Os sons de cigarras e ventos nas árvores do jardim de minha casa preenchem meus ouvidos. Já passa e muito da hora do jantar, um horário seguro para eu voltar e subir até meu quarto, sem que ninguém me veja ou saiba que eu existo. Seguindo a passos lentos, o orvalho da noite molha meus sapatos brancos já surrados e sinto um cheiro agradável de terra molhada. A composição dos meus sentidos me fazem perceber que estou quase sóbrio, preciso estar em um dos polos extremos de sobriedade ou não para sentir tantas coisas. Tento não pensar em Maria, nas coisas que ela disse. Sem pensar, minha mão sobe ao pescoço onde seu colar estava, consigo a sentir pelo metal frio e fino entre meus dedos. Tento ignorar mais ainda o fato de que usei tudo que podia hoje a noite pensando no sofrimento que ela provavelmente vive por ter uma avó sem compreensão. É pesado de admitir para mim mesmo que não quero vê-la sofrer. Não a machuque, foram as palavras de Olga.

Ao me aproximar da casa, vejo Katherine sentada nos batentes da escada. Está escuro, então só a vi quando cheguei bem perto. Ela não me olha, mas percebe que eu cheguei pois se afasta, dando espaço para que eu sente ao seu lado. Sento na pedra fria, virando um pouco para olhá-la melhor. Minha visão ainda está um pouco turva, então pisco algumas vezes para me manter focado e conseguir conversar com ela.

—Você fede a cigarro. - Ela diz repentinamente e sorri.

Me aproximo dela e fungo seu ombro, me admirando ao sentir um cheiro muito agradável de algo frutado. Ela ri com minha reação.

—Você pelo contrário. - Empurro seu ombro.

—Eu vou sair. - Ela diz, dando de ombros e passando a mão no cabelo. Bastante vaidosa para a irmã que eu conheço.

Quando ela fala isso percebo que ela realmente está muito arrumada. Está cheirosa, usando maquiagem e saltos baixos. Kath está usando salto.

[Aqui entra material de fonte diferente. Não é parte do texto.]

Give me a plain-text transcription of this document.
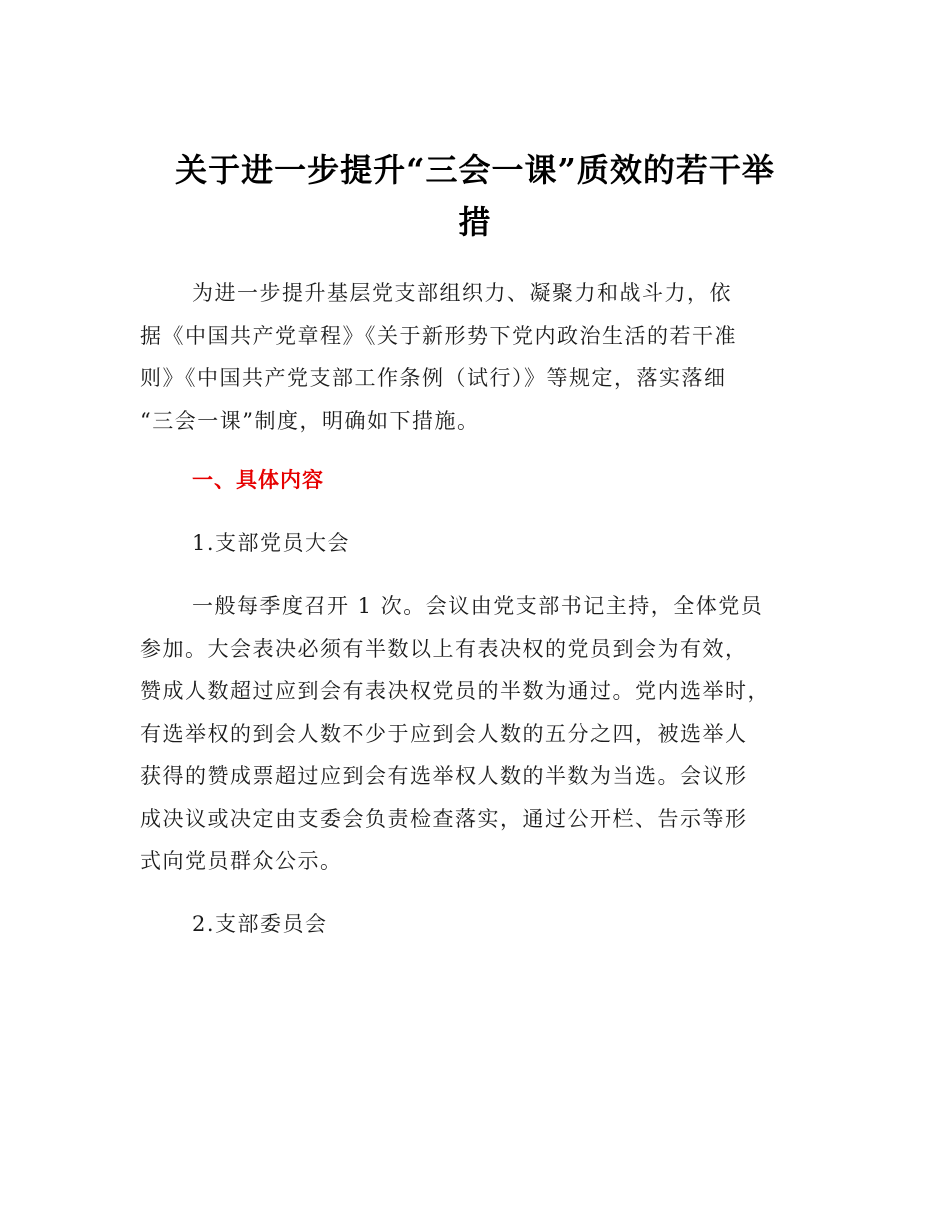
关于进一步提升“三会一课”质效的若干举
措
为进一步提升基层党支部组织力、凝聚力和战斗力，依
据《中国共产党章程》《关于新形势下党内政治生活的若干准
则》《中国共产党支部工作条例（试行）》等规定，落实落细
“三会一课”制度，明确如下措施。
一、具体内容
1.支部党员大会
一般每季度召开 1 次。会议由党支部书记主持，全体党员
参加。大会表决必须有半数以上有表决权的党员到会为有效，
赞成人数超过应到会有表决权党员的半数为通过。党内选举时，
有选举权的到会人数不少于应到会人数的五分之四，被选举人
获得的赞成票超过应到会有选举权人数的半数为当选。会议形
成决议或决定由支委会负责检查落实，通过公开栏、告示等形
式向党员群众公示。
2.支部委员会
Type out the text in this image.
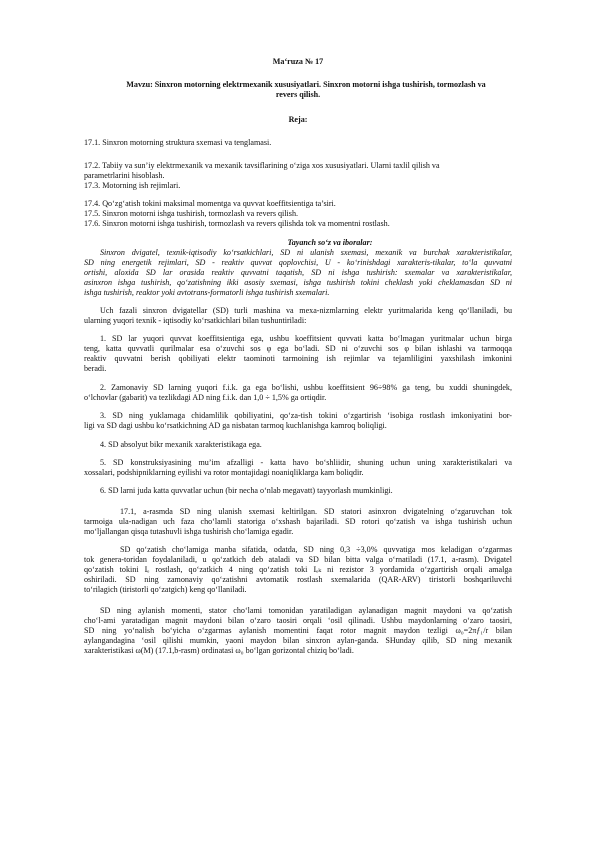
Ma‘ruza № 17
Mavzu: Sinxron motorning elektrmexanik xususiyatlari. Sinxron motorni ishga tushirish, tormozlash va
revers qilish.
Reja:
17.1. Sinxron motorning struktura sxemasi va tenglamasi.
17.2. Tabiiy va sun’iy elektrmexanik va mexanik tavsiflarining o‘ziga xos xususiyatlari. Ularni taxlil qilish va
parametrlarini hisoblash.
17.3. Motorning ish rejimlari.
17.4. Qo‘zg‘atish tokini maksimal momentga va quvvat koeffitsientiga ta’siri.
17.5. Sinxron motorni ishga tushirish, tormozlash va revers qilish.
17.6. Sinxron motorni ishga tushirish, tormozlash va revers qilishda tok va momentni rostlash.
Tayanch so‘z va iboralar:
Sinxron dvigatel, texnik-iqtisodiy ko‘rsatkichlari, SD ni ulanish sxemasi, mexanik va burchak xarakteristikalar,
SD ning energetik rejimlari, SD - reaktiv quvvat qoplovchisi, U - ko‘rinishdagi xarakteris-tikalar, to‘la quvvatni
ortishi, aloxida SD lar orasida reaktiv quvvatni taqatish, SD ni ishga tushirish: sxemalar va xarakteristikalar,
asinxron ishga tushirish, qo‘zatishning ikki asosiy sxemasi, ishga tushirish tokini cheklash yoki cheklamasdan SD ni
ishga tushirish, reaktor yoki avtotrans-formatorli ishga tushirish sxemalari.
Uch fazali sinxron dvigatellar (SD) turli mashina va mexa-nizmlarning elektr yuritmalarida keng qo‘llaniladi, bu
ularning yuqori texnik - iqtisodiy ko‘rsatkichlari bilan tushuntiriladi:
1. SD lar yuqori quvvat koeffitsientiga ega, ushbu koeffitsient quvvati katta bo‘lmagan yuritmalar uchun birga
teng, katta quvvatli qurilmalar esa o‘zuvchi sos φ ega bo‘ladi. SD ni o‘zuvchi sos φ bilan ishlashi va tarmoqqa
reaktiv quvvatni berish qobiliyati elektr taominoti tarmoining ish rejimlar va tejamliligini yaxshilash imkonini
beradi.
2. Zamonaviy SD larning yuqori f.i.k. ga ega bo‘lishi, ushbu koeffitsient 96÷98% ga teng, bu xuddi shuningdek,
o‘lchovlar (gabarit) va tezlikdagi AD ning f.i.k. dan 1,0 ÷ 1,5% ga ortiqdir.
3. SD ning yuklamaga chidamlilik qobiliyatini, qo‘za-tish tokini o‘zgartirish ‘isobiga rostlash imkoniyatini bor-
ligi va SD dagi ushbu ko‘rsatkichning AD ga nisbatan tarmoq kuchlanishga kamroq boliqligi.
4. SD absolyut bikr mexanik xarakteristikaga ega.
5. SD konstruksiyasining mu’im afzalligi - katta havo bo‘shliidir, shuning uchun uning xarakteristikalari va
xossalari, podshipniklarning eyilishi va rotor montajidagi noaniqliklarga kam boliqdir.
6. SD larni juda katta quvvatlar uchun (bir necha o‘nlab megavatt) tayyorlash mumkinligi.
17.1, a-rasmda SD ning ulanish sxemasi keltirilgan. SD statori asinxron dvigatelning o‘zgaruvchan tok
tarmoiga ula-nadigan uch faza cho‘lamli statoriga o‘xshash bajariladi. SD rotori qo‘zatish va ishga tushirish uchun
mo‘ljallangan qisqa tutashuvli ishga tushirish cho‘lamiga egadir.
SD qo‘zatish cho‘lamiga manba sifatida, odatda, SD ning 0,3 ÷3,0% quvvatiga mos keladigan o‘zgarmas
tok genera-toridan foydalaniladi, u qo‘zatkich deb ataladi va SD bilan bitta valga o‘rnatiladi (17.1, a-rasm). Dvigatel
qo‘zatish tokini Iₑ rostlash, qo‘zatkich 4 ning qo‘zatish toki Iₑₖ ni rezistor 3 yordamida o‘zgartirish orqali amalga
oshiriladi. SD ning zamonaviy qo‘zatishni avtomatik rostlash sxemalarida (QAR-ARV) tiristorli boshqariluvchi
to‘rilagich (tiristorli qo‘zatgich) keng qo‘llaniladi.
SD ning aylanish momenti, stator cho‘lami tomonidan yaratiladigan aylanadigan magnit maydoni va qo‘zatish
cho‘l-ami yaratadigan magnit maydoni bilan o‘zaro taosiri orqali ‘osil qilinadi. Ushbu maydonlarning o‘zaro taosiri,
SD ning yo‘nalish bo‘yicha o‘zgarmas aylanish momentini faqat rotor magnit maydon tezligi ω₀=2πƒ₁/r bilan
aylangandagina ‘osil qilishi mumkin, yaoni maydon bilan sinxron aylan-ganda. SHunday qilib, SD ning mexanik
xarakteristikasi ω(M) (17.1,b-rasm) ordinatasi ω₀ bo‘lgan gorizontal chiziq bo‘ladi.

—Para onde? Já passa da hora das crianças dormirem, e o motorista está atrasado para levar vocês, o carro nem está aqui na frente.

Olho ao redor procurando ver louise se admirando no espelho que fica ao lado da janela da frente. Mas a casa já está bem escura.

—Vou sair sozinha.

Devo estar parecendo um pateta pois passo alguns segundos a olhando com meu queixo caído, perplexo. Até cair numa risada profunda, até me jogar para trás nos degraus, colocando os cotovelos como apoio.

—Eu não estou brincando.

Paro de rir e a encaro, procurando algo que não sei bem o que seja, olho para os dois lados, tentando raciocinar para onde minha irmãzinha sairia depois das nove.

—Sozinha? Você só pode estar louca. Depois do que papai disse, ele vai matar você. - As palavras que saíram com ironia agora me ferem. Eu sabia do que ele era capaz.

—Você faz isso o tempo inteiro. - Kath resmunga, com um certo desgosto no tom de voz.

Não sei ao certo como responder a isso, então mudo o rumo da conversa. O rumo que me assusta.

—Quem é o cara? Eu conheço?

—Dale. - Ela revira os olhos e se afasta um pouco de mim, para me olhar melhor. - Não seja o irmão mais velho e chato, por favor.

—Não estou sendo, estou curioso. E preocupado. É uma garota?!

—Não tem nenhum cara envolvido. Nem garota. Eu acho.

Rio mais uma vez.

—Claro que não, mas ainda assim você está usando a maquiagem como se quisesse envelhecer cinco anos.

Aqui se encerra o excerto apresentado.